1.2 Regulated Retail Investment Crowdfunding
Welcome to Lesson 1.2 Regulated Retail Investment Crowdfunding
This lesson covers the two main types of FCA-regulated investment crowdfunding: securities-based crowdfunding and loan-based (peer-to-peer) crowdfunding. Both models connect investors directly with fundraisers via an online platform, but they differ materially in product, mechanics, and regulatory obligation.
By the end of this lesson you will be familiar with how each model works, how they compare operationally and regulatory, the benefits and risks they present, and the tax wrapper options available to investors.
Learning Objectives
• Define securities-based crowdfunding and understand its key concepts and mechanics
• Define loan-based (P2P) crowdfunding and understand its key concepts and mechanics
• Compare how the two models operate, including their key regulatory differences
• Recognise the investor protection frictions that apply to both models
• Identify the benefits and risks for both fundraisers and investors
• Understand the tax wrapper options available for each model, including IFISA eligibility
1. What is Securities-Based Crowdfunding?
What It Is
A securities crowdfunding platform brings together businesses looking to raise capital and investors looking to put their money to work. Businesses do this by offering securities — either:
• Equity (shares) — giving investors an ownership stake in the business, with returns dependent on growth and exit events
• Debt instruments (bonds and debentures) — giving a contractual right to repayment of capital with interest over a fixed term
The platform’s role is to facilitate that connection, with regulatory obligations running to both groups.
How the Platform Works
For fundraisers
• The issuer submits an offer; the platform conducts due diligence on the fundraiser and the offer
• The platform designs and approves its own financial promotion for the investment before publication
• The offer is listed for a defined fundraising window; funds transfer if the target is met
• The platform facilitates but does not underwrite — it arranges the transaction
For investors
• Before participating, investors must be onboarded and vetted — this includes identity and AML checks, investor categorisation, and an appropriateness assessment to confirm they understand the product and its risks
• Platforms also carry ongoing obligations under the FCA’s Consumer Duty to ensure products and pricing deliver fair value and that investor outcomes are actively monitored
• These requirements are covered in more detail in Section 3
Who It Serves
Primarily early-stage and growth-stage SMEs seeking alternatives to bank finance or venture capital.
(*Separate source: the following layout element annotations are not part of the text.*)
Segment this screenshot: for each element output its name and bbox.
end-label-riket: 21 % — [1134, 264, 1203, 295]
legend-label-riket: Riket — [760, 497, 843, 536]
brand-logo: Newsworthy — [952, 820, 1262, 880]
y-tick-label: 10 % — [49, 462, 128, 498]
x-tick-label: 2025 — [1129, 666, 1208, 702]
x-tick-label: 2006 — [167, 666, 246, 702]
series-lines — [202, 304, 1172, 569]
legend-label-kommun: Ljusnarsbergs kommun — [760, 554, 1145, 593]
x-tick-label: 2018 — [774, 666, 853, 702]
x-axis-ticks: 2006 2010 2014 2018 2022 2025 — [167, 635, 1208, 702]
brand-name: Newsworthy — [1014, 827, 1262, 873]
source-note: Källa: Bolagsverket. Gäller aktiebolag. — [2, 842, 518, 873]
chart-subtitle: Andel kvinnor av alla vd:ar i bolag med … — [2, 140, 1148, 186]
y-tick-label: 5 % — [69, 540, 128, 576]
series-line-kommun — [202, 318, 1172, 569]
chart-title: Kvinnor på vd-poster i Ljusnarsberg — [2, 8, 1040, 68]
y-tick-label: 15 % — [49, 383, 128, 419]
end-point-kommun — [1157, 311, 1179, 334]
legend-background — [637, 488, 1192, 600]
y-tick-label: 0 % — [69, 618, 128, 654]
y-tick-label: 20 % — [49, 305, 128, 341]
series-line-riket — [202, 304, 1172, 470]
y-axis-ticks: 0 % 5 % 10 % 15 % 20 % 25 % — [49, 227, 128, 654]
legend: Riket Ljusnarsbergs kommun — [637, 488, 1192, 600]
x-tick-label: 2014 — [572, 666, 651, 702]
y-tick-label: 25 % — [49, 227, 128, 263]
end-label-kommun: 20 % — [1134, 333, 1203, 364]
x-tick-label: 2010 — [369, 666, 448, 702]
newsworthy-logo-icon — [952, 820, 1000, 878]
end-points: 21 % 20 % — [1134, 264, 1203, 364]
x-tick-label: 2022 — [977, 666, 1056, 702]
For investors, it provides access to asset classes that were previously available only to angels and institutions. It is also used for limited term property projects where loan financing is not a practical option, either to to loan to value ratios or this level of risk in the project.
Tax Wrappers
• Equity (shares): Enterprise Investment Scheme (EIS) and Seed Enterprise Investment Scheme (SEIS) relief may be available where the issuing company qualifies, offering income tax relief and CGT benefits to eligible investors. Platforms will typically flag eligibility at the offer stage.
• Debt instruments: Eligible debt securities can be held within an Innovative Finance ISA (IFISA), sheltering interest returns from income tax within the annual ISA allowance.
• Important: Equity shares are not eligible for the IFISA.
Note — Speculative Illiquid Securities (SIS) and Why They Matter
Certain debt securities — particularly those used in property fundraising — may be classified by the FCA as Speculative Illiquid Securities (SIS). Under PS20/15, SIS are classified as Non-Mass Market Investments (NMMI) — the FCA's highest restriction category — which bans mass marketing to retail investors entirely and imposes a suitability assessment obligation on any regulated platform offering them.
In practice, we are unaware of any regulated retail crowdfunding platform offering SIS products. The combination of a severely restricted investor pool and a suitability obligation makes it operationally and commercially unworkable for platforms built around broad retail access.
The regulatory effect is therefore structural rather than operational — SIS classification closes the regulated securities crowdfunding route for affected fundraisers and pushes them toward one of two alternatives:
1. Regulated P2P lending — loan agreements fall outside the securities classification entirely, sidestepping SIS and returning to the standard RMMI framework with its broader investor base
2. Unregulated raise via FPO exemptions — raising directly from investors who qualify under Financial Promotions Order exemptions (e.g. HNW individuals, sophisticated investors), without using a regulated platform at all
What the SIS rules definitively achieved was shutting down the mass retail mini-bond market — the specific harm the FCA had identified, most visibly in the London Capital & Finance collapse. What they did not do is stop the underlying fundraising activity. That activity has shifted toward P2P structures or FPO-exemption routes, which may be less efficient for fundraisers and, in the case of unregulated raises, subject to less oversight than a regulated retail platform would provide. Whether that outcome better serves investors is a more open question.